Microglia begin responding to environmental signals early in embryonic development, and the absence of maternal microbial signals perturbs this maturation process [22]. RNA-sequencing of microglia isolated from male fetuses at embryonic day 18 (E18) of GF dams show that nearly all differentially expressed genes compared to male fetuses from specific pathogen-free dams are downregulated. This downregulation coincides with delayed chromatin accessibility between E14.5 and E18.5 [22]. This immature transcriptomic phenotype continues into adulthood [23] and is supported by surface protein markers indicative of immature microglia [24]. Concomitantly, fetal brains from GF dams have increased microglia labeling, with elevated microglial density persisting into the perinatal period [5] and adulthood [24]. In addition to increased proliferation and density of microglia, GF mice have a persistent altered microglial morphology across the lifespan characterized by increased soma size with excessive process length and branching. This perturbed morphology can be induced with antibiotic treatment during development [25] and adulthood [24] and is reversible in GF mice with microbiota colonization [24], suggesting that microbes have a continual influence on microglia. Collectively, the transcriptional, proliferative, and morphological disruptions indicate that microglia fail to mature normally in the absence of microbial signals.

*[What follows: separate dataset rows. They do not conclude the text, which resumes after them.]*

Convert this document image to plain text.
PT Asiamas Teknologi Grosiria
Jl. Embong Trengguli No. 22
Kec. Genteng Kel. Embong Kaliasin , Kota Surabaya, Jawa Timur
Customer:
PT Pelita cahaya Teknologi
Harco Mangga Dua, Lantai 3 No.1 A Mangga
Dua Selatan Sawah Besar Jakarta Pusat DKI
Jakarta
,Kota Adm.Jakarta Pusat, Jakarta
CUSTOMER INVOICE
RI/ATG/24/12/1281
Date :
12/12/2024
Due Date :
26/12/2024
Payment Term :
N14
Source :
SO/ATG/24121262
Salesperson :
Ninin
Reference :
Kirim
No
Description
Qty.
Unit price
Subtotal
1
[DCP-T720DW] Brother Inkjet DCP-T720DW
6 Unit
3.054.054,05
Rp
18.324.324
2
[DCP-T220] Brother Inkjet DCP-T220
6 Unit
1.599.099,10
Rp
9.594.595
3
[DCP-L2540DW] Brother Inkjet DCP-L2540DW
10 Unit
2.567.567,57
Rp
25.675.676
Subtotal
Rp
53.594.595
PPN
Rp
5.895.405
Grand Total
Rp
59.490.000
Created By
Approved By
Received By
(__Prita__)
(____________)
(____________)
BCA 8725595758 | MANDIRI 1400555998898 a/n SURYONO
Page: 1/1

The microbiota is also necessary for microglia to mount a response to environmental signals across the lifespan. Exposure to maternal stress in utero causes increased inflammation in the fetal brain which is absent in offspring from GF dams [26], indicating a blunting of immune reactivity in the GF fetal brain. Normally, microglia have increased inflammatory cytokine expression following birth, but this response does not occur in mice born from GF dams [4, 5]. Further, neonatal GF mice exhibit a ramified microglial morphology, characterized by increased process extension and branching indicative of a quiescent surveillance state, with decreased expression of scavenger receptors and the phagocytic lysosomal marker CD68. These changes are associated with increased functional synapses in the cerebellum suggesting decreased synaptic pruning by GF microglia [4]. This blunted microglial reactivity continues into adulthood in GF mice where microglia continue to have decreased expression of genes involved with cell activation and defense responses [23, 24, 27], with a failure to shift toward an amoeboid morphology during aging [28]. However, the specific pathways disrupted vary across brain regions with neuroinflammatory and complement pathways preferentially perturbed in the hippocampus compared to the prefrontal cortex [27]. Many of the observed disruptions can be reversed with microbial colonization, suggesting that most microbiota influences on microglial function can be manipulated later in life, although there is likely key developmental programming windows for some of these alterations [25].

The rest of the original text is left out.